[Date Prev][Date Next][Thread Prev][Thread Next][Date Index][Thread Index]

GG:Concert dropout lp



I'm sort of fond of this record in a way.  GG tells many of the same stories
that appear in Cott's _Conversations with Glenn Gould_ nearly word-for-word
yet I believe the concert dropout lp was recorded in the late 60's.
Oh that someone would have recorded their late night conversations
with him!  The splices ARE obvious (though not as bad as in _The Latecomers_.)

Many people have remarked about how GG was more entertaining when he was
speaking spontaneously and unscripted and I agree with this.  His
early t.v. shows before the teleprompter (not the microphone!) became his
best friend have a sparkle to them, a wit that's still present, but somewhat
dimmed in the scripted shows.  

I think of the brilliant _An Art of the Fugue_ video where Monsaingeon
(as GG's alter ego) asks why people continue to write fugues.  GG
replies that most composers don't have the confidence of Beethoven,
don't believe that something like the secondary theme of the Emperor
is musically valid _just because they write it_.  He says that the
high structure of a fugue gives (like the 12 tone system did for
Schoenberg) the composer the sense that what he's writing is not
random.  These last films of Monsaingeon's are biographical IMHO.  I
think that GG's talking about his own need for structure and control--
you could look at his philosophy about splicing as a system just as
contrived as the 12-tone.  You could say that GG set up his own rules
for interpretation so that he could express himself in that medium
without fear.  How is what GG did any different than composing a la
the second Viennese school?  GG couldn't stomach the idea of
randomness-- there's a film he made called the Anti-alea.  Chance, I
think, frightened him (think of his refusal to discuss his technique--
as if it were a random gift he got, an illusion that wouldn't bear
analysis) and he used his own structures to express that poignantly.
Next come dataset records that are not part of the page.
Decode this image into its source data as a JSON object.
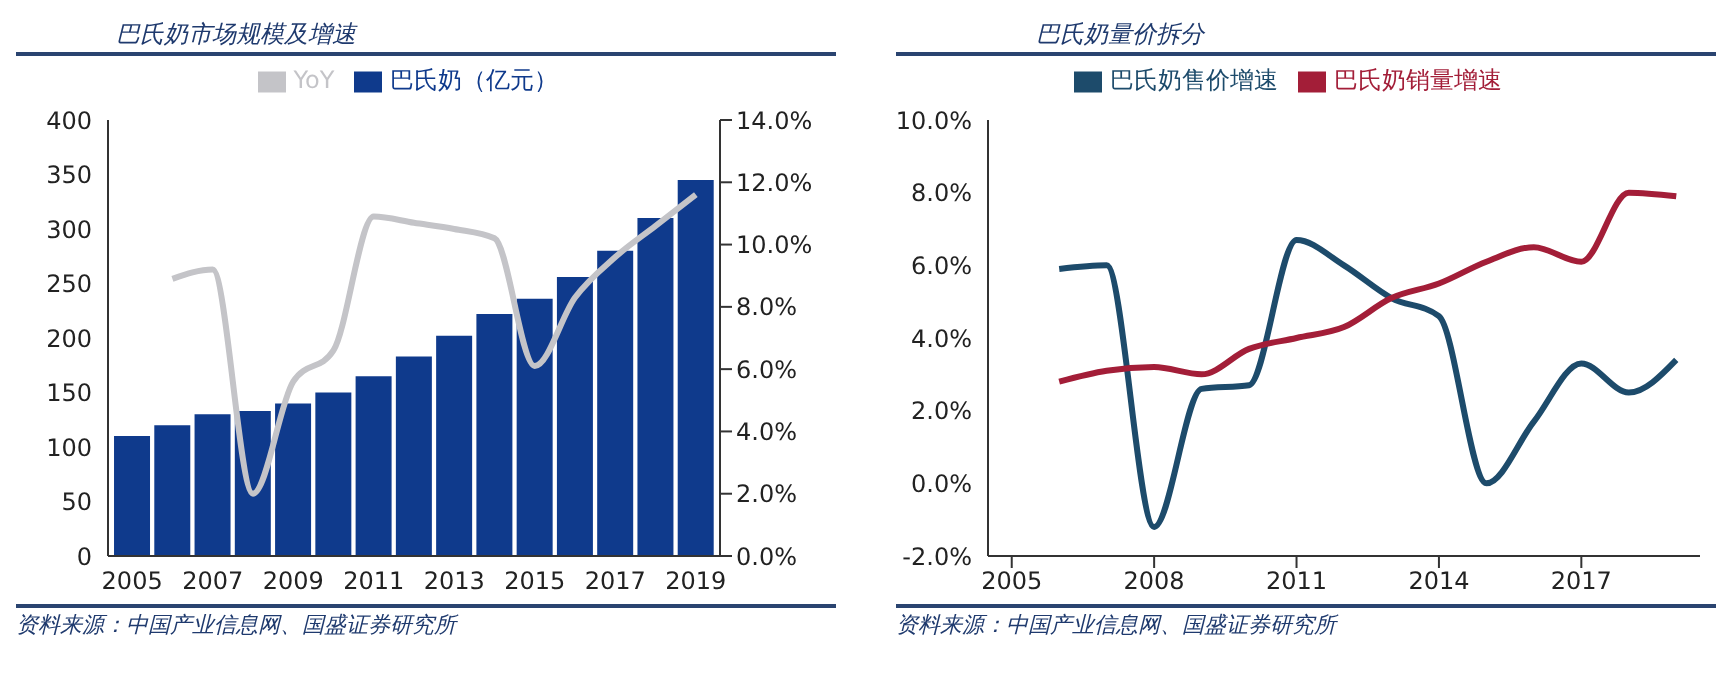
{
  "chart_data": [
    {
      "type": "bar",
      "title": "巴氏奶市场规模及增速",
      "categories": [
        "2005",
        null,
        "2007",
        null,
        "2009",
        null,
        "2011",
        null,
        "2013",
        null,
        "2015",
        null,
        "2017",
        null,
        "2019"
      ],
      "series": [
        {
          "name": "巴氏奶（亿元）",
          "color": "#0f3a8c",
          "values": [
            110,
            120,
            130,
            133,
            140,
            150,
            165,
            183,
            202,
            222,
            236,
            256,
            280,
            310,
            345
          ]
        },
        {
          "name": "YoY",
          "type": "line",
          "axis": "y2",
          "color": "#c4c4c8",
          "values": [
            null,
            8.9,
            9.2,
            2.0,
            5.6,
            6.6,
            10.9,
            10.7,
            10.5,
            10.2,
            6.1,
            8.3,
            9.6,
            10.6,
            11.6
          ]
        }
      ],
      "ylim": [
        0,
        400
      ],
      "yticks": [
        0,
        50,
        100,
        150,
        200,
        250,
        300,
        350,
        400
      ],
      "y2lim": [
        0,
        14
      ],
      "y2ticks": [
        {
          "value": 0,
          "label": "0.0%"
        },
        {
          "value": 2,
          "label": "2.0%"
        },
        {
          "value": 4,
          "label": "4.0%"
        },
        {
          "value": 6,
          "label": "6.0%"
        },
        {
          "value": 8,
          "label": "8.0%"
        },
        {
          "value": 10,
          "label": "10.0%"
        },
        {
          "value": 12,
          "label": "12.0%"
        },
        {
          "value": 14,
          "label": "14.0%"
        }
      ],
      "legend": "top",
      "marker": "none",
      "annotations": [
        "资料来源：中国产业信息网、国盛证券研究所"
      ]
    },
    {
      "type": "line",
      "title": "巴氏奶量价拆分",
      "x": [
        2006,
        2007,
        2008,
        2009,
        2010,
        2011,
        2012,
        2013,
        2014,
        2015,
        2016,
        2017,
        2018,
        2019
      ],
      "series": [
        {
          "name": "巴氏奶售价增速",
          "color": "#1d4b6b",
          "values": [
            5.9,
            6.0,
            -1.2,
            2.6,
            2.7,
            6.7,
            6.0,
            5.1,
            4.6,
            0.0,
            1.7,
            3.3,
            2.5,
            3.4
          ]
        },
        {
          "name": "巴氏奶销量增速",
          "color": "#a31e38",
          "values": [
            2.8,
            3.1,
            3.2,
            3.0,
            3.7,
            4.0,
            4.3,
            5.1,
            5.5,
            6.1,
            6.5,
            6.1,
            8.0,
            7.9
          ]
        }
      ],
      "xlim": [
        2004.5,
        2019.5
      ],
      "xticks": [
        2005,
        2008,
        2011,
        2014,
        2017
      ],
      "ylim": [
        -2,
        10
      ],
      "yticks": [
        {
          "value": -2,
          "label": "-2.0%"
        },
        {
          "value": 0,
          "label": "0.0%"
        },
        {
          "value": 2,
          "label": "2.0%"
        },
        {
          "value": 4,
          "label": "4.0%"
        },
        {
          "value": 6,
          "label": "6.0%"
        },
        {
          "value": 8,
          "label": "8.0%"
        },
        {
          "value": 10,
          "label": "10.0%"
        }
      ],
      "legend": "top",
      "marker": "none",
      "annotations": [
        "资料来源：中国产业信息网、国盛证券研究所"
      ]
    }
  ]
}
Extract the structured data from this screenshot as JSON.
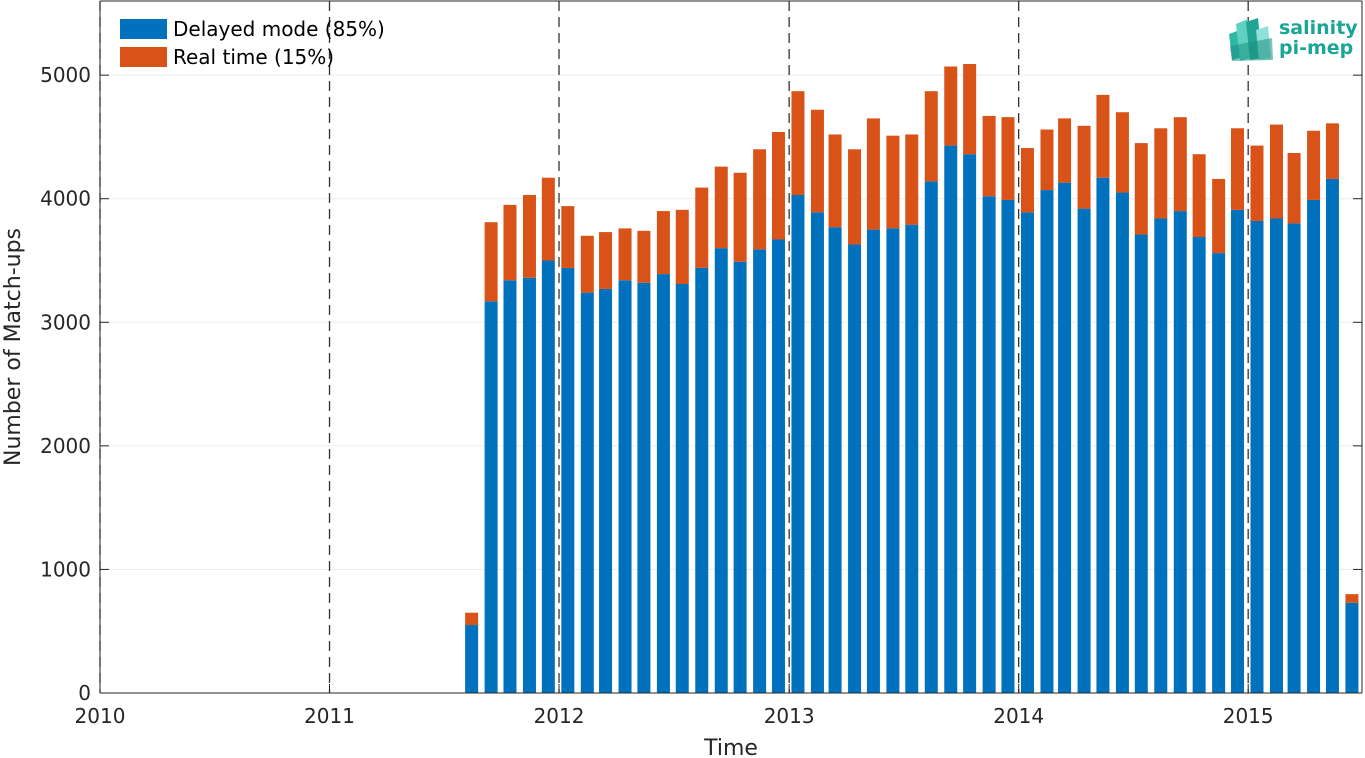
{
  "chart_data": {
    "type": "bar",
    "stacked": true,
    "xlabel": "Time",
    "ylabel": "Number of Match-ups",
    "xlim": [
      "2010-01-01",
      "2015-07-01"
    ],
    "ylim": [
      0,
      5600
    ],
    "year_ticks": [
      "2010",
      "2011",
      "2012",
      "2013",
      "2014",
      "2015"
    ],
    "y_ticks": [
      0,
      1000,
      2000,
      3000,
      4000,
      5000
    ],
    "grid": true,
    "year_boundary_lines": "dashed",
    "legend_position": "top-left",
    "months": [
      "2011-08",
      "2011-09",
      "2011-10",
      "2011-11",
      "2011-12",
      "2012-01",
      "2012-02",
      "2012-03",
      "2012-04",
      "2012-05",
      "2012-06",
      "2012-07",
      "2012-08",
      "2012-09",
      "2012-10",
      "2012-11",
      "2012-12",
      "2013-01",
      "2013-02",
      "2013-03",
      "2013-04",
      "2013-05",
      "2013-06",
      "2013-07",
      "2013-08",
      "2013-09",
      "2013-10",
      "2013-11",
      "2013-12",
      "2014-01",
      "2014-02",
      "2014-03",
      "2014-04",
      "2014-05",
      "2014-06",
      "2014-07",
      "2014-08",
      "2014-09",
      "2014-10",
      "2014-11",
      "2014-12",
      "2015-01",
      "2015-02",
      "2015-03",
      "2015-04",
      "2015-05",
      "2015-06"
    ],
    "series": [
      {
        "name": "Delayed mode (85%)",
        "color": "#0072BD",
        "values": [
          550,
          3170,
          3340,
          3360,
          3500,
          3440,
          3240,
          3270,
          3340,
          3320,
          3390,
          3310,
          3440,
          3600,
          3490,
          3590,
          3670,
          4030,
          3890,
          3770,
          3630,
          3750,
          3760,
          3790,
          4140,
          4430,
          4360,
          4020,
          3990,
          3890,
          4070,
          4130,
          3920,
          4170,
          4050,
          3710,
          3840,
          3900,
          3690,
          3560,
          3910,
          3820,
          3840,
          3800,
          3990,
          4160,
          730
        ]
      },
      {
        "name": "Real time (15%)",
        "color": "#D95319",
        "values": [
          100,
          640,
          610,
          670,
          670,
          500,
          460,
          460,
          420,
          420,
          510,
          600,
          650,
          660,
          720,
          810,
          870,
          840,
          830,
          750,
          770,
          900,
          750,
          730,
          730,
          640,
          730,
          650,
          670,
          520,
          490,
          520,
          670,
          670,
          650,
          740,
          730,
          760,
          670,
          600,
          660,
          610,
          760,
          570,
          560,
          450,
          70
        ]
      }
    ]
  },
  "logo": {
    "line1": "salinity",
    "line2": "pi-mep"
  }
}
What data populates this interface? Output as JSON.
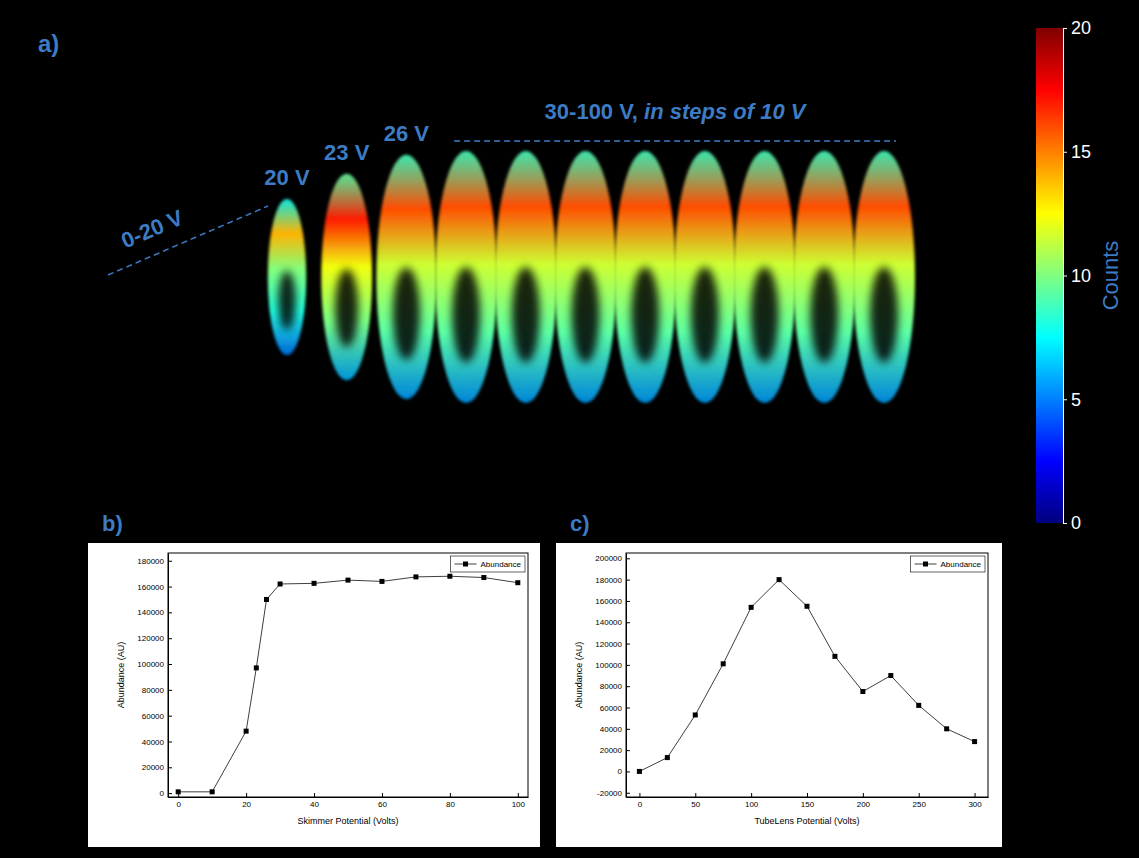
{
  "chart_data": [
    {
      "type": "image",
      "panel": "a)",
      "annotations": [
        "0-20 V",
        "20 V",
        "23 V",
        "26 V",
        "30-100 V, in steps of 10 V"
      ],
      "clouds": {
        "potential": [
          20,
          23,
          26,
          30,
          40,
          50,
          60,
          70,
          80,
          90,
          100
        ],
        "peak_counts": [
          14,
          17,
          16,
          16,
          16,
          16,
          16,
          16,
          16,
          16,
          16
        ],
        "extent": [
          0.62,
          0.82,
          0.97,
          1,
          1,
          1,
          1,
          1,
          1,
          1,
          1
        ]
      },
      "colorbar": {
        "range": [
          0,
          20
        ],
        "ticks": [
          0,
          5,
          10,
          15,
          20
        ],
        "label": "Counts"
      }
    },
    {
      "type": "line",
      "panel": "b)",
      "xlabel": "Skimmer Potential (Volts)",
      "ylabel": "Abundance (AU)",
      "x": [
        0,
        10,
        20,
        23,
        26,
        30,
        40,
        50,
        60,
        70,
        80,
        90,
        100
      ],
      "series": [
        {
          "name": "Abundance",
          "color": "#404040",
          "marker": "square",
          "values": [
            1000,
            1000,
            48000,
            97000,
            150000,
            162000,
            162500,
            165000,
            164000,
            167500,
            168000,
            167000,
            163000
          ]
        }
      ],
      "xlim": [
        -3,
        103
      ],
      "ylim": [
        -3000,
        186000
      ],
      "xticks": [
        0,
        20,
        40,
        60,
        80,
        100
      ],
      "yticks": [
        0,
        20000,
        40000,
        60000,
        80000,
        100000,
        120000,
        140000,
        160000,
        180000
      ],
      "grid": false,
      "legend": "top-right"
    },
    {
      "type": "line",
      "panel": "c)",
      "xlabel": "TubeLens Potential (Volts)",
      "ylabel": "Abundance (AU)",
      "x": [
        0,
        25,
        50,
        75,
        100,
        125,
        150,
        175,
        200,
        225,
        250,
        275,
        300
      ],
      "series": [
        {
          "name": "Abundance",
          "color": "#404040",
          "marker": "square",
          "values": [
            0,
            13000,
            53000,
            101000,
            154000,
            180000,
            155000,
            108000,
            75000,
            90000,
            62000,
            40000,
            28000
          ]
        }
      ],
      "xlim": [
        -12,
        312
      ],
      "ylim": [
        -24000,
        205000
      ],
      "xticks": [
        0,
        50,
        100,
        150,
        200,
        250,
        300
      ],
      "yticks": [
        -20000,
        0,
        20000,
        40000,
        60000,
        80000,
        100000,
        120000,
        140000,
        160000,
        180000,
        200000
      ],
      "grid": false,
      "legend": "top-right"
    }
  ]
}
"I have had all my life a tremendously strong sense that, indeed,
there is a hereafter, and that the transformation of the spirit is a
phenomenon with which one must reckon, and in light of which, indeed,
one must attempt to live one's life.  As a consequence, I find all
here-and-now philosophies repellent.  On the other hand, I don't have
any objective images to build around my notion of a hereafter, and I
recognize that it's a great temptation to formulate a comforting
theory of eternal life, so as to reconcile one's self to the
inevitability of death.  But I'd like to think that that's not what
I'm doing; I'd like to think that I'm not employing it as a deliberate
self-reassuring process.  For me, it intuitively seems right;  I've
never had to work at convincing myself about the likelihood of a life
hereafter.  It is simply something that appears to me infinately more
plausible than its opposite, which would be oblivion."

(GG, p 109 in Elyse Mach's _Great Contemporary Pianists Speak for Themselves_)

But face it, Mr. Gould.  You *do* have doubts about Beethoven!